Bizi merkeze getiren taksi şoförü, gece yarısı gelen yasağın ardından eşyalarını almaya bile izin verilmediğini belirtti. “Ne hendek var, ne barikat. Yasak nereden çıktı. Esnaf perişan” diyerek şaşkınlığını ve öfkesini dile getiriyordu.
Binlerce insanı etkileyen yasağın kalkması olumlu olmuş, çünkü çatışmaları sakin bölgelere yayma riski, halkı umutsuzluğa itme potansiyeli taşıyordu.
Çatışma belki sadece Diyarbakır’ın belli bölgesinde ama ateşi herkesi yakıyor. Kentte endişeli bir bekleyiş var.
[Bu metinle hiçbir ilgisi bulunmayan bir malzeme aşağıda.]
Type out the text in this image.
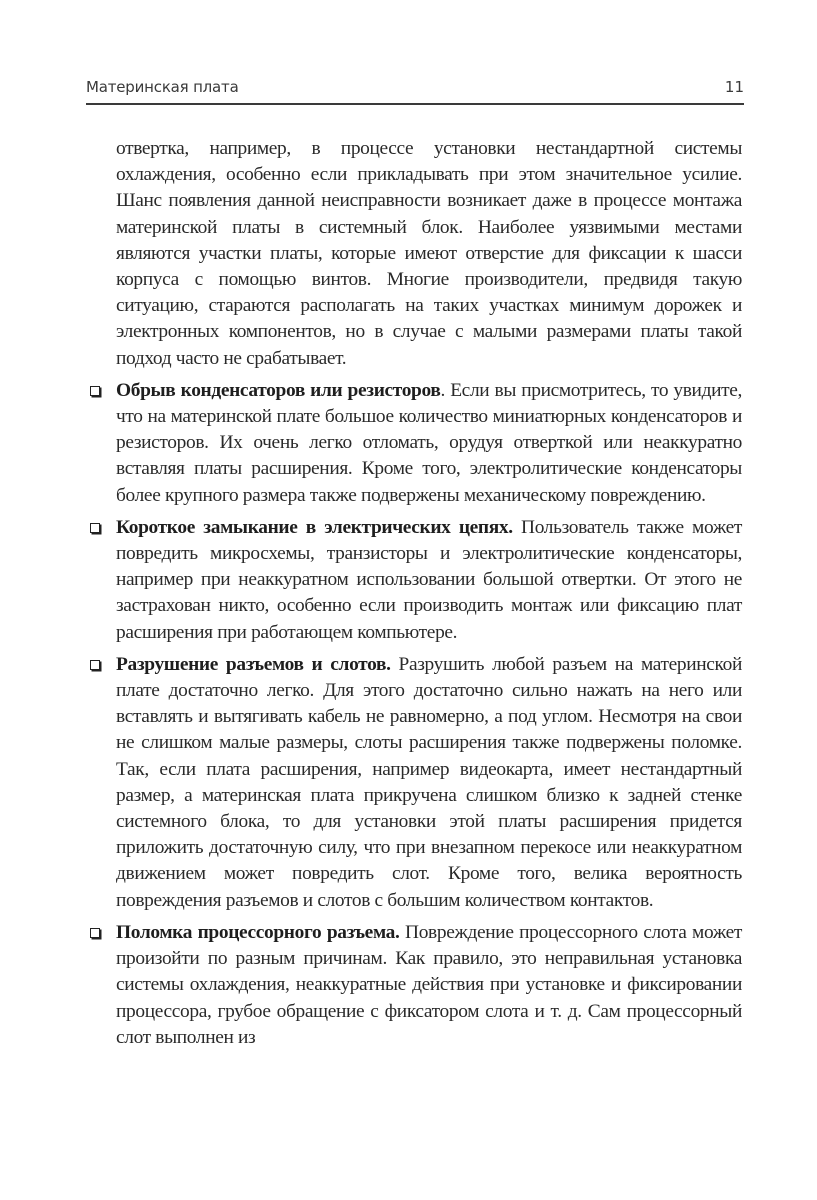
Материнская плата	11

отвертка, например, в процессе установки нестандартной системы охлаждения, особенно если прикладывать при этом значительное усилие. Шанс появления данной неисправности возникает даже в процессе монтажа материнской платы в системный блок. Наиболее уязвимыми местами являются участки платы, которые имеют отверстие для фиксации к шасси корпуса с помощью винтов. Многие производители, предвидя такую ситуацию, стараются располагать на таких участках минимум дорожек и электронных компонентов, но в случае с малыми размерами платы такой подход часто не срабатывает.

Обрыв конденсаторов или резисторов. Если вы присмотритесь, то увидите, что на материнской плате большое количество миниатюрных конденсаторов и резисторов. Их очень легко отломать, орудуя отверткой или неаккуратно вставляя платы расширения. Кроме того, электролитические конденсаторы более крупного размера также подвержены механическому повреждению.

Короткое замыкание в электрических цепях. Пользователь также может повредить микросхемы, транзисторы и электролитические конденсаторы, например при неаккуратном использовании большой отвертки. От этого не застрахован никто, особенно если производить монтаж или фиксацию плат расширения при работающем компьютере.

Разрушение разъемов и слотов. Разрушить любой разъем на материнской плате достаточно легко. Для этого достаточно сильно нажать на него или вставлять и вытягивать кабель не равномерно, а под углом. Несмотря на свои не слишком малые размеры, слоты расширения также подвержены поломке. Так, если плата расширения, например видеокарта, имеет нестандартный размер, а материнская плата прикручена слишком близко к задней стенке системного блока, то для установки этой платы расширения придется приложить достаточную силу, что при внезапном перекосе или неаккуратном движением может повредить слот. Кроме того, велика вероятность повреждения разъемов и слотов с большим количеством контактов.

Поломка процессорного разъема. Повреждение процессорного слота может произойти по разным причинам. Как правило, это неправильная установка системы охлаждения, неаккуратные действия при установке и фиксировании процессора, грубое обращение с фиксатором слота и т. д. Сам процессорный слот выполнен из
Endişenin kaynağı, baharda kopması beklenen kıyamet…
Demokratik Toplum Kongresi Eşbaşkanı Hatip Dicle de bu fikirde. Daha önce Cumhuriyet’e verdiği röportajda vurguladığı gibi, Türkiye’nin Suriye, Irak benzeri kanlı bir iç savaşa sürüklenmesinden korkuyor.
İstanbul’da önce bir kıraathaneye, ardından da Osmanlı Derneği’ne yapılan uzun namlulu silahlarla yapılan saldırılar şiddetin metropollere taşınmasına yönelik eylemler olarak okunabilir.
Hatip Dicle, Cizre veya Sur’daki eylemlerin sonlandırılmasının barış anlamına gelmediğine vurgu yaparak“Bir-iki yerde biter, başka yerde başlar. 1990’larda onlarca köy yaktılar, bitmedi. Yine bitmez…” diyordu.
AKP’nin gittikçe İttihatçılaştığına dikkat çeken Dicle, “Biri Turancılık hayali ile yapıyordu, diğeri Neo- Osmanlıcı ama ikisi de maceracı” yorumunu yaptı. Dicle, Şark Islahat Planı’nı yapan zihniyetin yeniden egemen olduğu görüşündeydi.
Abdullah Öcalan’ın İmralı görüşmelerinde altını çizdiği bir gerçek vardı: Masa devrilirse, ülkede darbe olur. Bölgede katliamlar yaşanır ama AKP de tasfiye olur.
Bülent Arınç ve arkadaşlarının gidişatı gördüğünü, tarihe not düşmek için konuştuğunu, uyarı görevi yaptığını söylüyor Dicle ama ekliyor: “AKP içinde çatlağa yol açmaz.”
Kürt siyasetçiler PKK’yı doğrudan eleştirmiyor ama halkta da örgüte sitemkâr bir tavır var. Ama son kertede kabul etmek gerekir ki, yerleri ve kalpleri PKK’nın yanında.
Gabriel Marquez’in Kırmızı Pazartesi kitabının toplumsal boyutunu izliyor gibiyiz. Yaklaşmakta olan kanlı bir iç savaşın herkes farkında ama kimse engellemek, barışı sağlamak için kılını kıpırdatmıyor.
Barış bir an önce tesis edilmezse, bütün Türkiye’nin savaş alanına dönme riski var. Büyük kentlere yayılacak böyle bir çatışma, pogromlara yol açabilir. Gazeteci arkadaşlarımızın sıkıntılarını yerinde yaşayarak aktarmaya devam edeceğiz yarın.